Alarm stretched across her face. She exhaled deeply. I left no such thing.

— But of course you did.

She punched his shoulder. I’d know if I did! Give it here! He reached into the breast pocket of his worn polyester sport coat, pulling out the paper. She devoured the contents:
Bring your cart to the school’s back wall . . . midnight . . . something soft to land on . . . I need you . . . Libète.

— These aren’t my words! she protested. She found her old self claiming her with each new breath. Where did you get this?

He turned dark, his face not like she’d seen since the days in the camp.

— Ah, Uncle, I’m sorry. She rubbed the back of her hand against her cheek, remembering he was illiterate.

— A woman from the market brought it to me. Said it was passed to her. I had another read it to me, he mumbled. I thought it was from you. Because it said it was.

— You’re right, Uncle. Of course.

— If a note says it’s from a person, why wouldn’t it be from that person?

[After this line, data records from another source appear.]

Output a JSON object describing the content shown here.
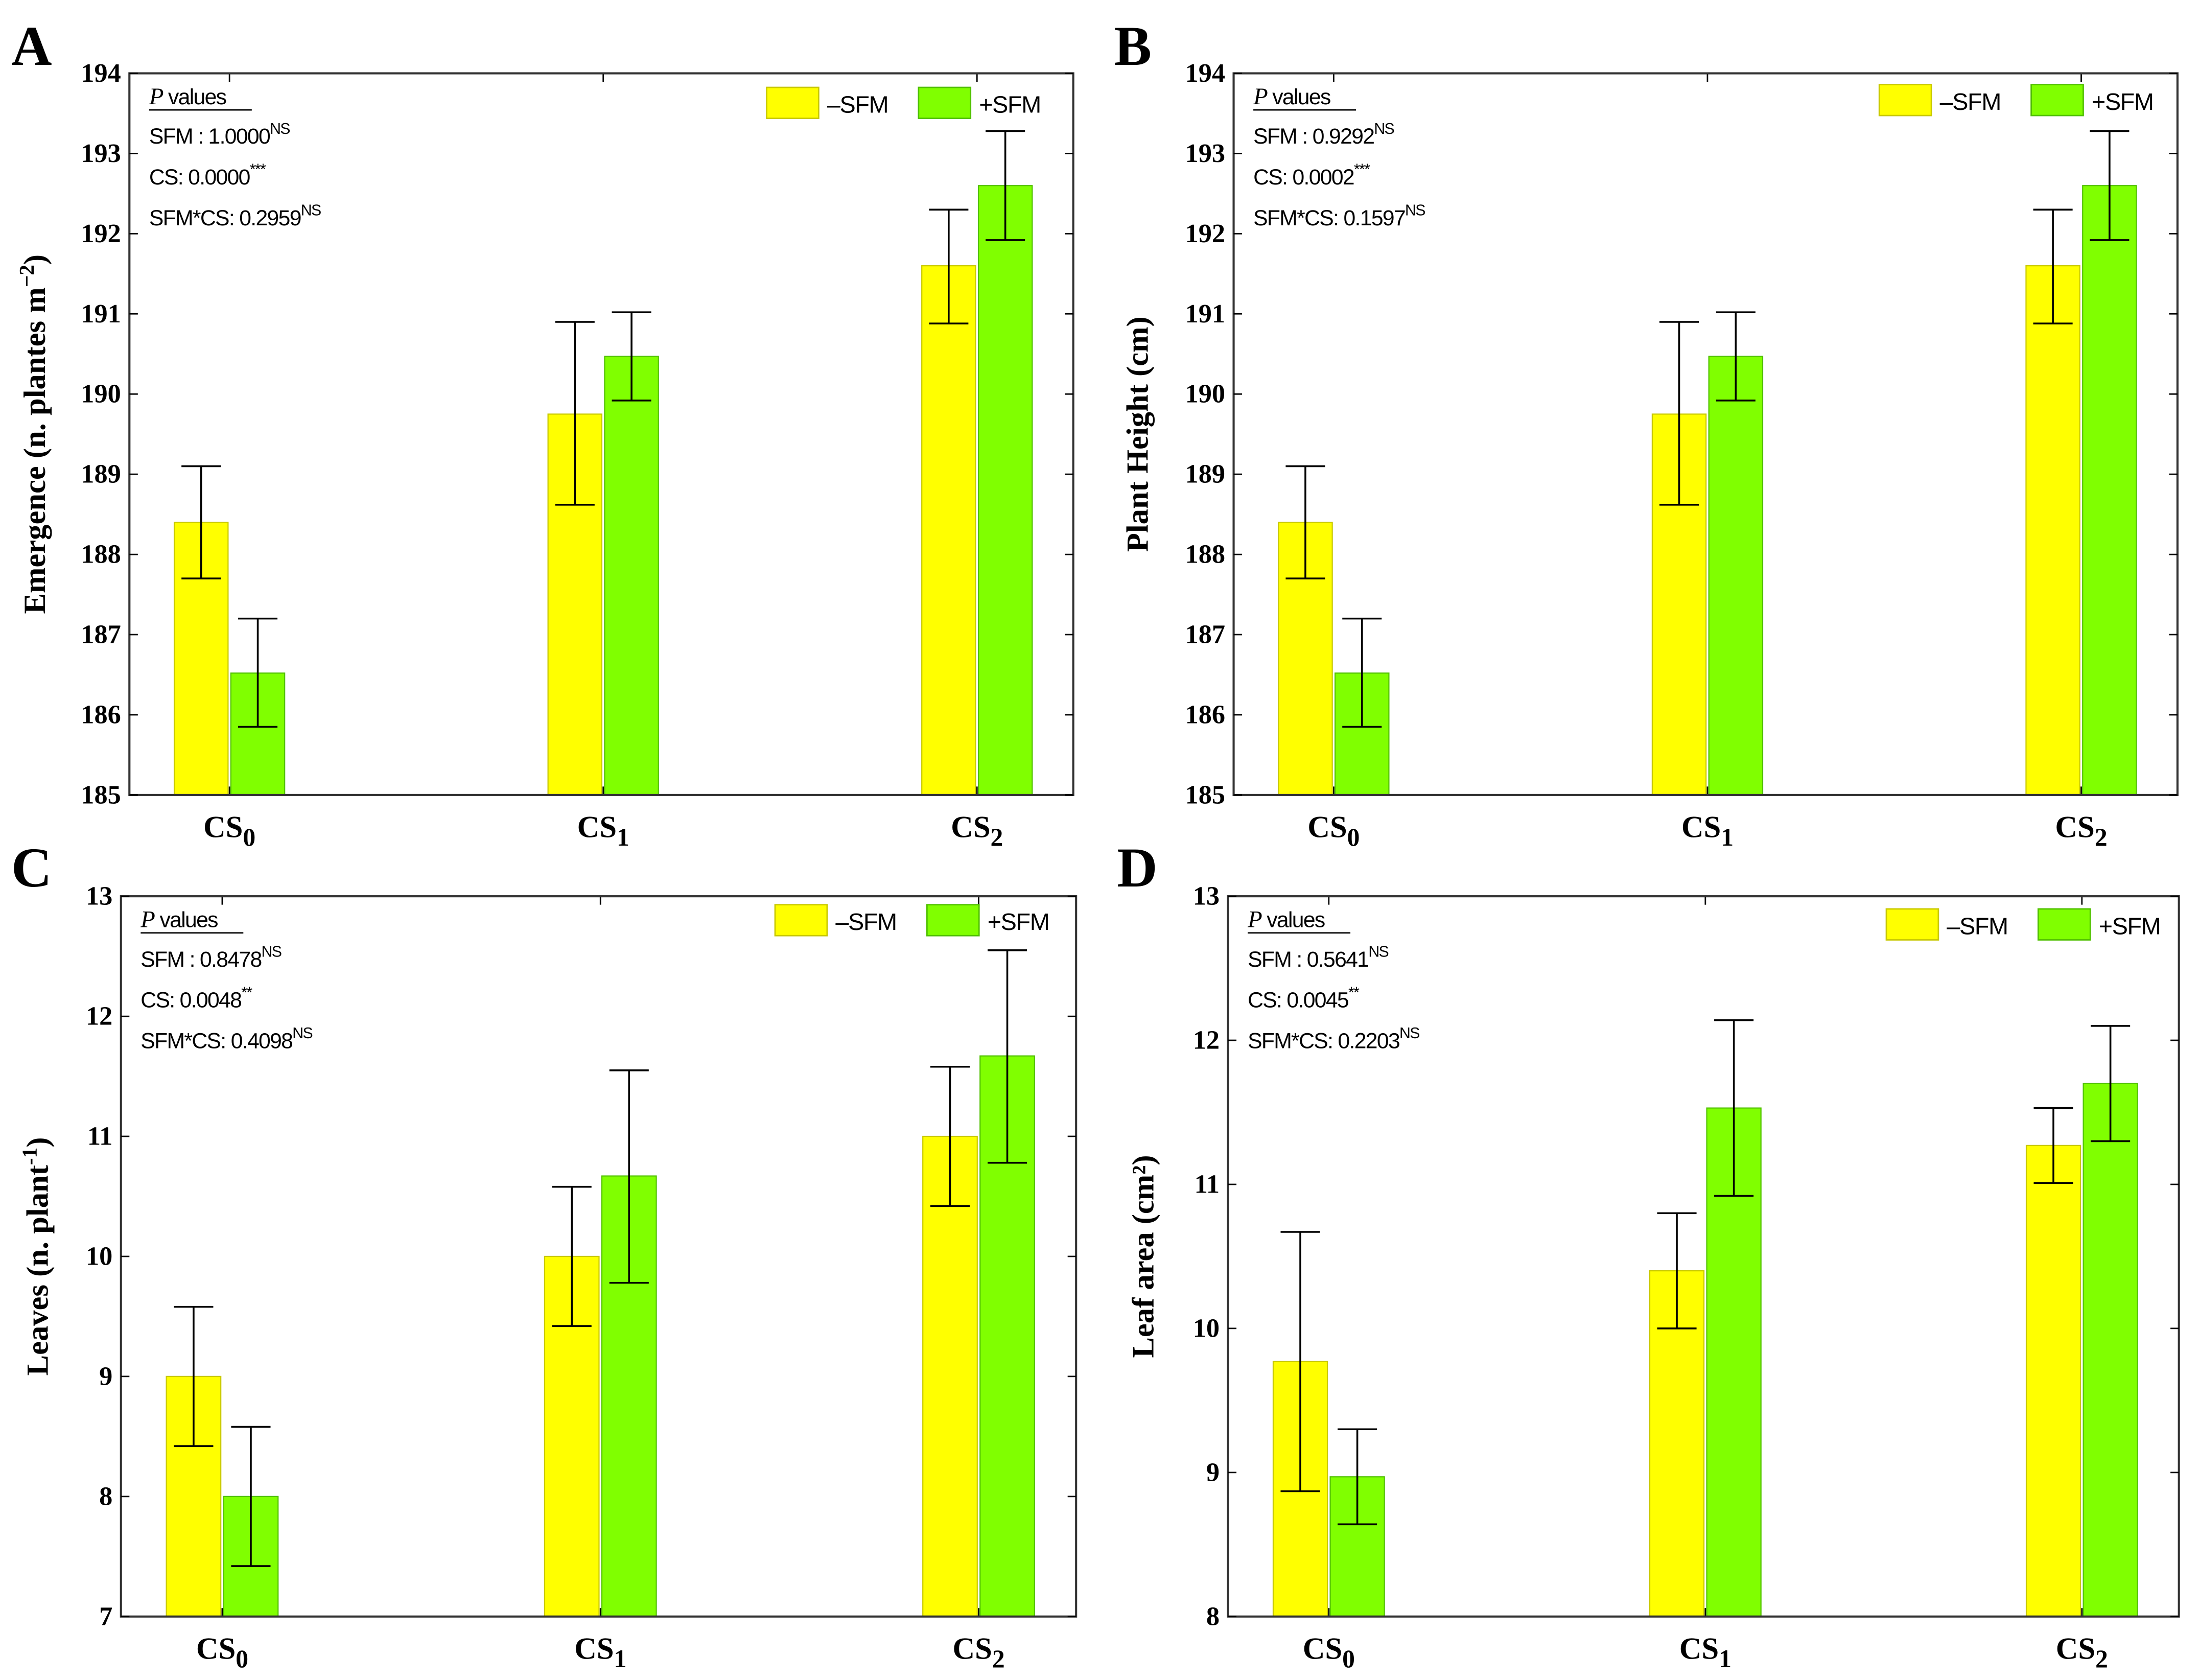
{
  "chart_data": [
    {
      "panel": "A",
      "type": "bar",
      "ylabel": {
        "text": "Emergence (n. plantes m",
        "sup": "−2",
        "tail": ")"
      },
      "ylim": [
        185,
        194
      ],
      "yticks": [
        185,
        186,
        187,
        188,
        189,
        190,
        191,
        192,
        193,
        194
      ],
      "categories": [
        {
          "base": "CS",
          "sub": "0"
        },
        {
          "base": "CS",
          "sub": "1"
        },
        {
          "base": "CS",
          "sub": "2"
        }
      ],
      "series": [
        {
          "name": "–SFM",
          "color": "#ffff00",
          "values": [
            188.4,
            189.75,
            191.6
          ],
          "err_low": [
            187.7,
            188.62,
            190.88
          ],
          "err_high": [
            189.1,
            190.9,
            192.3
          ]
        },
        {
          "name": "+SFM",
          "color": "#80ff00",
          "values": [
            186.52,
            190.47,
            192.6
          ],
          "err_low": [
            185.85,
            189.92,
            191.92
          ],
          "err_high": [
            187.2,
            191.02,
            193.28
          ]
        }
      ],
      "annotation": {
        "title_italic": "P",
        "title_rest": " values",
        "lines": [
          {
            "text": "SFM : 1.0000",
            "sup": "NS"
          },
          {
            "text": "CS: 0.0000",
            "sup": "***"
          },
          {
            "text": "SFM*CS: 0.2959",
            "sup": "NS"
          }
        ]
      },
      "legend": "top-right"
    },
    {
      "panel": "B",
      "type": "bar",
      "ylabel": {
        "text": "Plant Height (cm)",
        "sup": "",
        "tail": ""
      },
      "ylim": [
        185,
        194
      ],
      "yticks": [
        185,
        186,
        187,
        188,
        189,
        190,
        191,
        192,
        193,
        194
      ],
      "categories": [
        {
          "base": "CS",
          "sub": "0"
        },
        {
          "base": "CS",
          "sub": "1"
        },
        {
          "base": "CS",
          "sub": "2"
        }
      ],
      "series": [
        {
          "name": "–SFM",
          "color": "#ffff00",
          "values": [
            188.4,
            189.75,
            191.6
          ],
          "err_low": [
            187.7,
            188.62,
            190.88
          ],
          "err_high": [
            189.1,
            190.9,
            192.3
          ]
        },
        {
          "name": "+SFM",
          "color": "#80ff00",
          "values": [
            186.52,
            190.47,
            192.6
          ],
          "err_low": [
            185.85,
            189.92,
            191.92
          ],
          "err_high": [
            187.2,
            191.02,
            193.28
          ]
        }
      ],
      "annotation": {
        "title_italic": "P",
        "title_rest": " values",
        "lines": [
          {
            "text": "SFM : 0.9292",
            "sup": "NS"
          },
          {
            "text": "CS: 0.0002",
            "sup": "***"
          },
          {
            "text": "SFM*CS: 0.1597",
            "sup": "NS"
          }
        ]
      },
      "legend": "top-right"
    },
    {
      "panel": "C",
      "type": "bar",
      "ylabel": {
        "text": "Leaves (n. plant",
        "sup": "-1",
        "tail": ")"
      },
      "ylim": [
        7,
        13
      ],
      "yticks": [
        7,
        8,
        9,
        10,
        11,
        12,
        13
      ],
      "categories": [
        {
          "base": "CS",
          "sub": "0"
        },
        {
          "base": "CS",
          "sub": "1"
        },
        {
          "base": "CS",
          "sub": "2"
        }
      ],
      "series": [
        {
          "name": "–SFM",
          "color": "#ffff00",
          "values": [
            9.0,
            10.0,
            11.0
          ],
          "err_low": [
            8.42,
            9.42,
            10.42
          ],
          "err_high": [
            9.58,
            10.58,
            11.58
          ]
        },
        {
          "name": "+SFM",
          "color": "#80ff00",
          "values": [
            8.0,
            10.67,
            11.67
          ],
          "err_low": [
            7.42,
            9.78,
            10.78
          ],
          "err_high": [
            8.58,
            11.55,
            12.55
          ]
        }
      ],
      "annotation": {
        "title_italic": "P",
        "title_rest": " values",
        "lines": [
          {
            "text": "SFM : 0.8478",
            "sup": "NS"
          },
          {
            "text": "CS: 0.0048",
            "sup": "**"
          },
          {
            "text": "SFM*CS: 0.4098",
            "sup": "NS"
          }
        ]
      },
      "legend": "top-right"
    },
    {
      "panel": "D",
      "type": "bar",
      "ylabel": {
        "text": "Leaf area (cm²)",
        "sup": "",
        "tail": ""
      },
      "ylim": [
        8,
        13
      ],
      "yticks": [
        8,
        9,
        10,
        11,
        12,
        13
      ],
      "categories": [
        {
          "base": "CS",
          "sub": "0"
        },
        {
          "base": "CS",
          "sub": "1"
        },
        {
          "base": "CS",
          "sub": "2"
        }
      ],
      "series": [
        {
          "name": "–SFM",
          "color": "#ffff00",
          "values": [
            9.77,
            10.4,
            11.27
          ],
          "err_low": [
            8.87,
            10.0,
            11.01
          ],
          "err_high": [
            10.67,
            10.8,
            11.53
          ]
        },
        {
          "name": "+SFM",
          "color": "#80ff00",
          "values": [
            8.97,
            11.53,
            11.7
          ],
          "err_low": [
            8.64,
            10.92,
            11.3
          ],
          "err_high": [
            9.3,
            12.14,
            12.1
          ]
        }
      ],
      "annotation": {
        "title_italic": "P",
        "title_rest": " values",
        "lines": [
          {
            "text": "SFM : 0.5641",
            "sup": "NS"
          },
          {
            "text": "CS: 0.0045",
            "sup": "**"
          },
          {
            "text": "SFM*CS: 0.2203",
            "sup": "NS"
          }
        ]
      },
      "legend": "top-right"
    }
  ]
}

— I understand completely, Uncle.

— The thing, it makes no sense.

— We’ll figure it out. Her mind raced. She compared her crinkled note with his carefully folded one.
The same writing
. Someone had infiltrated the school, or maybe co-opted someone from within to guide her out of her cell, to the roof, onto the cart. Maxine, perhaps? But this conclusion disagreed with her advice to stay put.

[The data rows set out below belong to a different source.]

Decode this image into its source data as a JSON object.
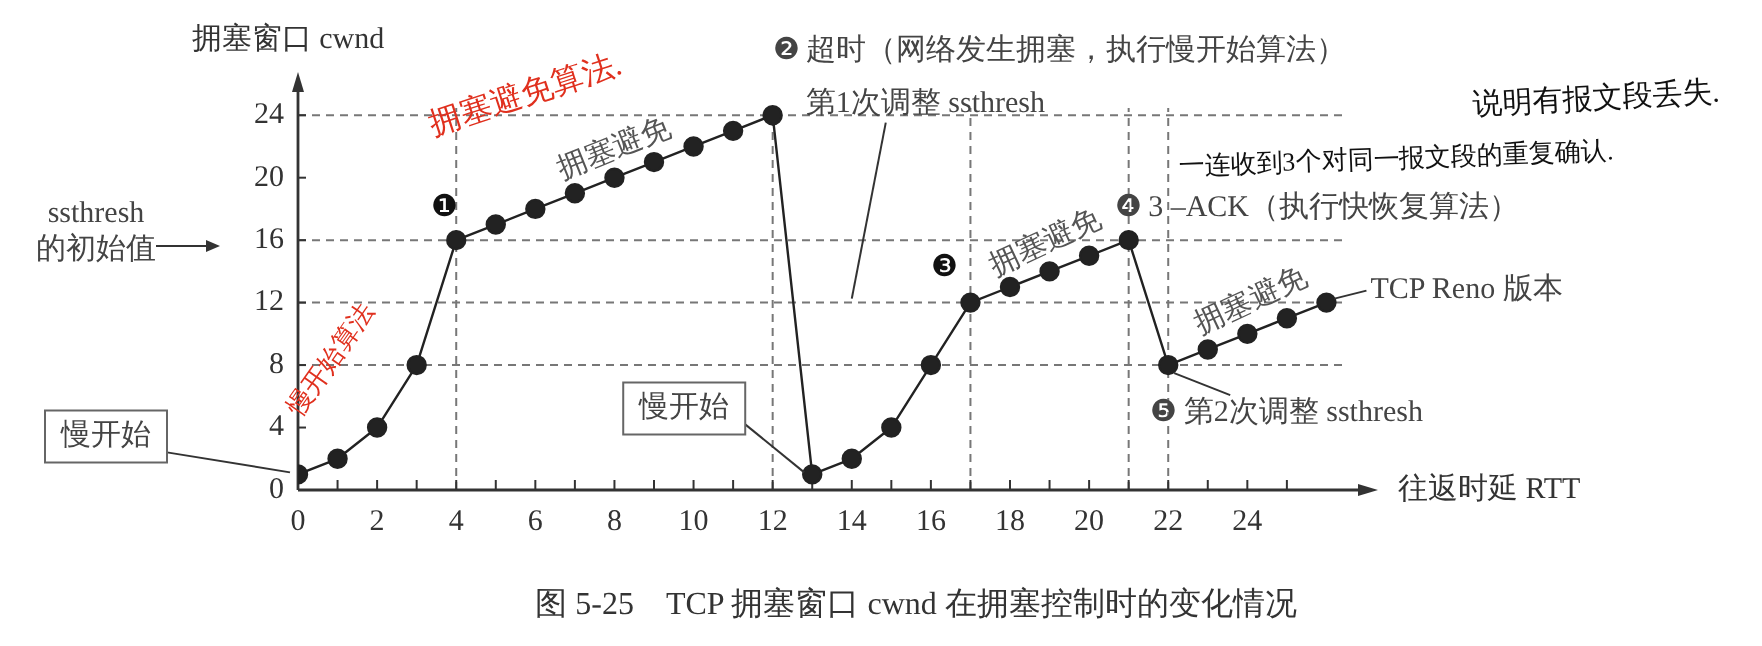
{
  "chart_data": {
    "type": "line",
    "title": "图 5-25　TCP 拥塞窗口 cwnd 在拥塞控制时的变化情况",
    "xlabel": "往返时延 RTT",
    "ylabel": "拥塞窗口 cwnd",
    "x": [
      0,
      1,
      2,
      3,
      4,
      5,
      6,
      7,
      8,
      9,
      10,
      11,
      12,
      13,
      14,
      15,
      16,
      17,
      18,
      19,
      20,
      21,
      22,
      23,
      24,
      25,
      26
    ],
    "series": [
      {
        "color": "#222222",
        "values": [
          1,
          2,
          4,
          8,
          16,
          17,
          18,
          19,
          20,
          21,
          22,
          23,
          24,
          1,
          2,
          4,
          8,
          12,
          13,
          14,
          15,
          16,
          8,
          9,
          10,
          11,
          12
        ]
      }
    ],
    "xlim": [
      0,
      27
    ],
    "xticks": [
      0,
      {
        "value": 1,
        "label": null
      },
      2,
      {
        "value": 3,
        "label": null
      },
      4,
      {
        "value": 5,
        "label": null
      },
      6,
      {
        "value": 7,
        "label": null
      },
      8,
      {
        "value": 9,
        "label": null
      },
      10,
      {
        "value": 11,
        "label": null
      },
      12,
      {
        "value": 13,
        "label": null
      },
      14,
      {
        "value": 15,
        "label": null
      },
      16,
      {
        "value": 17,
        "label": null
      },
      18,
      {
        "value": 19,
        "label": null
      },
      20,
      {
        "value": 21,
        "label": null
      },
      22,
      {
        "value": 23,
        "label": null
      },
      24,
      {
        "value": 25,
        "label": null
      }
    ],
    "ylim": [
      0,
      26
    ],
    "yticks": [
      0,
      4,
      8,
      12,
      16,
      20,
      24
    ],
    "grid": false,
    "legend": false,
    "marker": "circle",
    "line_style": "solid",
    "ref_lines": [
      {
        "axis": "y",
        "value": 24,
        "color": "#777777",
        "line_style": "dashed"
      },
      {
        "axis": "y",
        "value": 16,
        "color": "#777777",
        "line_style": "dashed"
      },
      {
        "axis": "y",
        "value": 12,
        "color": "#777777",
        "line_style": "dashed"
      },
      {
        "axis": "y",
        "value": 8,
        "color": "#777777",
        "line_style": "dashed"
      },
      {
        "axis": "x",
        "value": 4,
        "color": "#777777",
        "line_style": "dashed"
      },
      {
        "axis": "x",
        "value": 12,
        "color": "#777777",
        "line_style": "dashed"
      },
      {
        "axis": "x",
        "value": 17,
        "color": "#777777",
        "line_style": "dashed"
      },
      {
        "axis": "x",
        "value": 21,
        "color": "#777777",
        "line_style": "dashed"
      },
      {
        "axis": "x",
        "value": 22,
        "color": "#777777",
        "line_style": "dashed"
      }
    ],
    "annotations": [
      {
        "text": "❶",
        "x": 4,
        "y": 16
      },
      {
        "text": "❷ 超时（网络发生拥塞，执行慢开始算法）",
        "x": 12,
        "y": 24
      },
      {
        "text": "第1次调整 ssthresh",
        "x": 14,
        "y": 12
      },
      {
        "text": "❸",
        "x": 17,
        "y": 12
      },
      {
        "text": "❹ 3 –ACK（执行快恢复算法）",
        "x": 21,
        "y": 16
      },
      {
        "text": "❺ 第2次调整 ssthresh",
        "x": 22,
        "y": 8
      },
      {
        "text": "拥塞避免",
        "x": 8,
        "y": 20
      },
      {
        "text": "拥塞避免",
        "x": 19,
        "y": 14
      },
      {
        "text": "拥塞避免",
        "x": 24,
        "y": 10
      },
      {
        "text": "TCP Reno 版本",
        "x": 26,
        "y": 12
      },
      {
        "text": "慢开始",
        "x": 0,
        "y": 1
      },
      {
        "text": "慢开始",
        "x": 13,
        "y": 1
      },
      "ssthresh 的初始值",
      "拥塞避免算法.",
      "慢开始算法",
      "说明有报文段丢失.",
      "一连收到3个对同一报文段的重复确认."
    ]
  }
}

— What should we do? he asked. Hide?

She looked him hard in the eye. Whoever was behind setting her free would surely have been watching his plan unfold. No, she said. We wait.

And so they did.

They retreated to a corner of Bwa Nèf, as safe a haven as there could be in times like these. Libète sat beside her Uncle on a log, a small fire crackling in the bottom of a sawed-open oil drum. He held a knife in his hand and cut an orange in pieces. He smiled as he handed her a slice, and she smiled back, but weakly.

— Thank you, Uncle. He gave a meek nod.

They faced the nearby lane so that they could at least see someone approach. Their conversation was mostly perfunctory: about weather, new violence in the slums, marriages and deaths, business, and a host of unchallenging things that fill one’s thoughts and permit a retreat from the dull pains of life.

Partway through a recounting of his day’s hauls through Bwa Nèf, her Uncle stopped midsentence.

— Do you think–the one behind this all–could it be . . .
him
?

She knew at once he spoke of his son, Davidson. The young man had fled the night of Benoit’s arrest, recruited by the villain along with other youths to catapult themselves into a pitched battle with the local contingent of UN peacekeepers. It was believed all over that the troops had been kidnapping and prostituting local girls.

— Maybe, she told him. It was appealing: in all of the intrigue in which she found herself embroiled, perhaps her cousin was a watchful presence and protector after all. It’s a comforting thought, no?

His face was laden with sadness or regret, Libète couldn’t tell which. A very comforting one, he said. He reached for the orange, shared another piece, and retreated into himself.
A good man
beneath it all,
she mused. Mèsi, Tonton. For everything.

— The least I could–

— Psst! Psst!

Libète shot up. The soft, vulnerable version of herself was engulfed in an instant. Who are you? she barked. What do you want? She dropped her orange into the flames and picked up a rock. She stood, arm cocked, her body again tense and mean.